Kami berduapun tersenyum melewati waktu makan siang yang telah habis.
e)(o
AUTHOR POV
Chanyeol menatap nanar pusara baru di hadapannya, kepalanya mengarah lurus pada makam yang sedari tadi ia pandangi. Wajah dan kedua matanya memerah dengan rahang yang mengeras. Ia ingin marah, tapi perasaan kehilangan lebih dominan di dalam dirinya.
Genggaman tangan Chanyeol pada sebuket bunga mawar yang ia bawa mengerat, matanya yang memerah kini mulai memanas. Ia masih mencoba untuk menahannya, ia masih mencoba untuk tidak mengeluarkan air matanya walaupun dadanya terasa sesak.
Masih menatap lurus ke arah pusara, "Jadi kau ikut meninggalkanku, dengan cara yang sama seperti appa?"
"Wae? Apa salahku padamu hingga kau melakukan ini?"

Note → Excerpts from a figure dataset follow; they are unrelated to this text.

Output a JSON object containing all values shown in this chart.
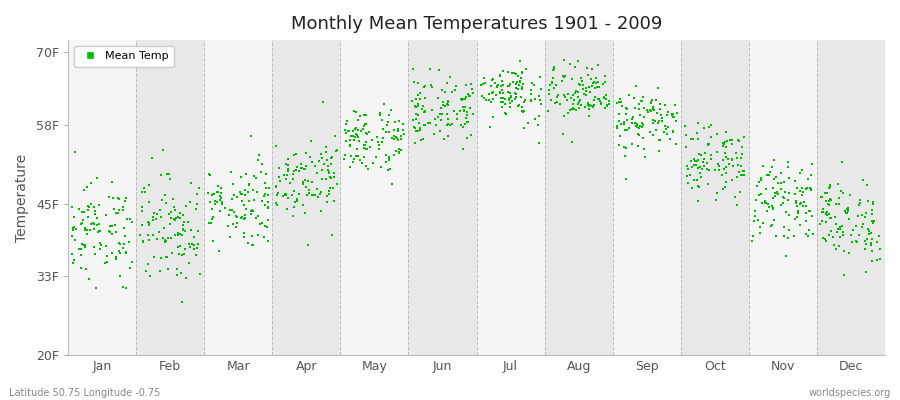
{
  "title": "Monthly Mean Temperatures 1901 - 2009",
  "ylabel": "Temperature",
  "yticks": [
    20,
    33,
    45,
    58,
    70
  ],
  "ytick_labels": [
    "20F",
    "33F",
    "45F",
    "58F",
    "70F"
  ],
  "ylim": [
    20,
    72
  ],
  "months": [
    "Jan",
    "Feb",
    "Mar",
    "Apr",
    "May",
    "Jun",
    "Jul",
    "Aug",
    "Sep",
    "Oct",
    "Nov",
    "Dec"
  ],
  "dot_color": "#00bb00",
  "dot_size": 2.5,
  "background_color": "#ffffff",
  "plot_bg_light": "#f5f5f5",
  "plot_bg_dark": "#e8e8e8",
  "legend_label": "Mean Temp",
  "footer_left": "Latitude 50.75 Longitude -0.75",
  "footer_right": "worldspecies.org",
  "monthly_means_F": [
    40.5,
    41.0,
    45.0,
    49.5,
    55.5,
    60.5,
    63.5,
    63.0,
    58.5,
    52.0,
    45.5,
    42.0
  ],
  "monthly_stds_F": [
    4.0,
    4.5,
    3.5,
    3.2,
    2.8,
    2.8,
    2.5,
    2.5,
    2.5,
    2.8,
    3.0,
    3.5
  ],
  "n_years": 109,
  "start_year": 1901
}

Setitik air mata terlihat menetes di buket mawar yang Chanyeol bawa. Kini ia menangis, lagi. Karena untuk kedua kalinya kehilangan orang yang ia sayangi dengan selisih waktu tiga hari. Bisa bayangkan, bagaimana jika kau ada di posisi Chanyeol?

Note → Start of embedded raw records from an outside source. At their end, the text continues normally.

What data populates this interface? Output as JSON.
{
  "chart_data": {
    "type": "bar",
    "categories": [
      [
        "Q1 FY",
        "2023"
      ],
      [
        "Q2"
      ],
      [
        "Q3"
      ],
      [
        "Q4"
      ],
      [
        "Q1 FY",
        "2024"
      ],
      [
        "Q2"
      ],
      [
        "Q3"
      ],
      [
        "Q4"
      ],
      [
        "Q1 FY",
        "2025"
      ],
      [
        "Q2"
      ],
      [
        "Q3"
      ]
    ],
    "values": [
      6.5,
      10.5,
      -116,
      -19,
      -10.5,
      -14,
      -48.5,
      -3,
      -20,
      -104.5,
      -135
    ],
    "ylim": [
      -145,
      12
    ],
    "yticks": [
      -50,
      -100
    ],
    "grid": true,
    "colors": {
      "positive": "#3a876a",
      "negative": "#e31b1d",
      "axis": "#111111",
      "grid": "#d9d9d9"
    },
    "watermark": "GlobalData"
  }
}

"Aku sudah memberikan semua kepercayaanku kepadamu, tapi kenapa akhirnya seperti ini? Kenapa kau tidak bercerita padaku tentang penyakit yang kau derita selama ini? Apa aku tidak berarti sama sekali untukmu?" Kini Chanyeol mulai terisak.
Tangisnya pecah saat mengingat jika kematian kekasihnya diakibatkan oleh penyakit yang sama diderita oleh ayahnya. Kini Chanyeol mengerti kenapa ayahnya sangat menyayangi kekasihnya, karena mereka memiliki persamaan yang tidak diketahui oleh banyak orang. Mereka bahkan sama-sama pergi ke dunia lain hanya selisih beberapa hari dengan penyebab yang sama dan permintaan terakhir yang sama, sebuket bunga mawar.

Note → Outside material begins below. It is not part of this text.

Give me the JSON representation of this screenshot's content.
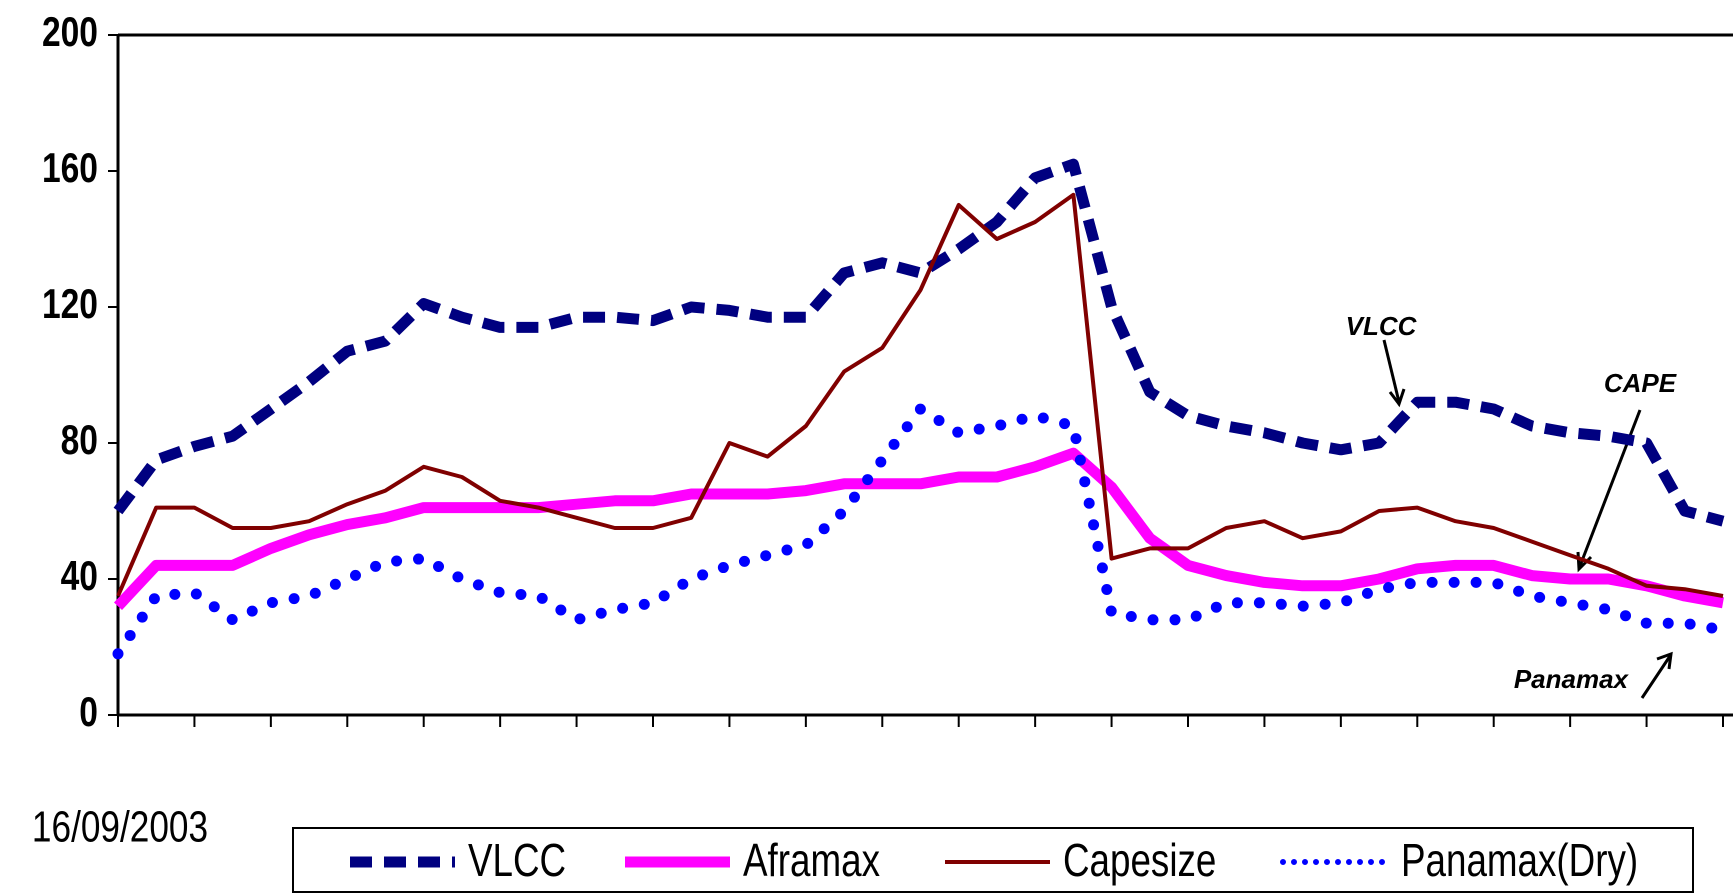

"Aku memang bisa menjaga eomma dan noonaku, tapi aku telah gagal menjagamu. Lagi-lagi aku menjadi orang jahat, aku menjadi orang yang tidak peduli dengan kekasihku sendiri. Hanya kau yang selalu peduli kepadaku, tapi aku tidak. Mianatta, aku benar-benar minta maaf."
Chanyeol meletakan sebuket mawar yang ia pegang, ke pusara milik kekasihnya. "Ini milikmu. Maknanya masih sama dengan apa yang kau katakan beberapa hari yang lalu."
Hari sudah mulai gelap, namun Chanyeol enggan mengangkat kakinya untuk berpindah tempat. Ia masih ingin bersama kekasihnya walaupun tidak bersama dalam artian yang sebenarnya. Kini Chanyeol sudah lebih tenang setelah tadi air mata sempat membuat wajahnya berantakan.
"Kau tidak sedang menertawakanku karena menangis 'kan? Kau yang mengizinkanku untuk menangis."
Tubuh Chanyeol meluruh ke tanah, ia terduduk tepat di depan batu nisan pusara kekasihnya. Dengan lembut ia mengelus nama kekasihnya yang tercetak di batu nisan.
"Baekhyun-ah..."
"Mianhae, gomawo, saranghae. Aku akan selalu mengingatmu." Kembali, Chanyeol menumpahkan air matanya.
e)(o
Allo~
Ini re-edit egen tapi dari ffku yg di wattpad, main cast orinya Kai. Btw ini aku publish sehari setelah info ayahnya Kai meninggal, jadilah feelnya begini.
Maaf ya kalo aneh.
Untuk kalian yg masih setia sama ff aku, masih betah buat baca, review, like, dan follow ff aku. Thank you so much Aku gak ada apa-apanya tanpa kalian gaes.